I came to Nashville in 2009 as an immigrant from Iraq. I had heard of the public library system in the U.S. from a friend, but had no idea the extent of services the library offered – and for free. At the time, I didn’t have access to a car or a device to learn the bus route and wasn’t able to communicate with my friends and family back home.
So I began to walk and finally found the Edmonson Pike branch library. After that, everything changed for the better. I was able to use the computers and Wi-Fi to talk with my family for the first time in two months. I spent about five hours a day there, studying for the GED test, and I learned about public services, programs and community education classes offered by the library and partner organizations.
At Nashville Public Library, we come to you. If you are disabled, don’t have a car or live far away, we can still help you learn English, help you get your GED and continue your education.
Since coming to the library, I’ve earned my GED and associate degree and am currently a senior at MTSU studying computer information systems. I became naturalized last year after passing the U.S. citizenship test, thanks to the helpful resources offered by the library’s Pathways for New Americans initiative.
Today, I’m proud to serve as the library’s Adult Literacy assistant and help other immigrants and adults in Nashville learn how to use computers and technology, get jobs, and understand all the resources the library has to offer.

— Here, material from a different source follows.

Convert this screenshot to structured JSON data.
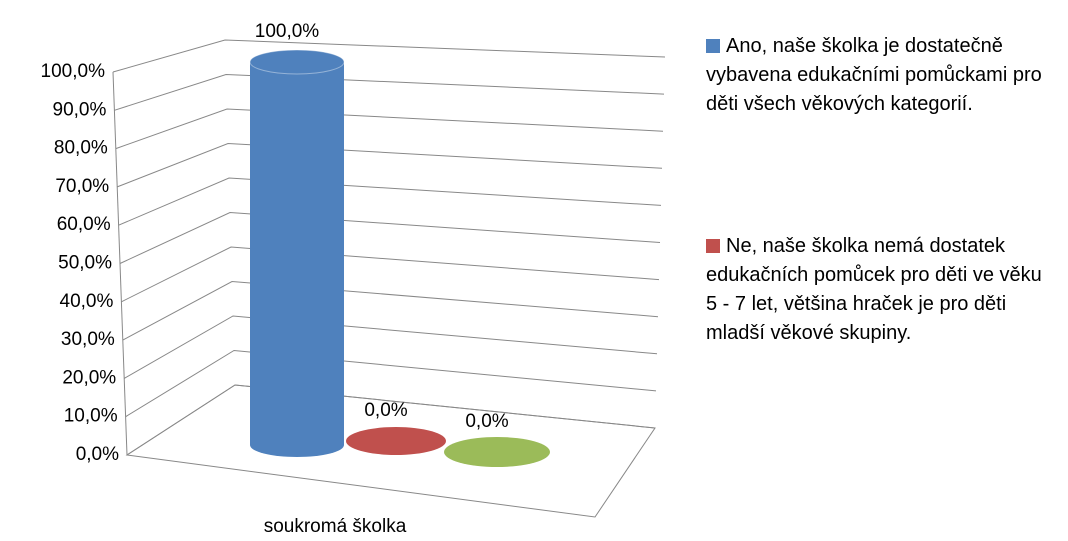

The library is not just a place for books, as many adult refugees and immigrants believe. At Nashville Public Library, we come to you. If you are disabled, don’t have a car or live far away, we can still help you learn English, help you get your GED and continue your education. This isn’t the case in other countries. When I came here, I was 24 years old, and I discovered the library by myself. I enjoy getting to help other adults who are in need of someone to show them what resources are made available by the public library system.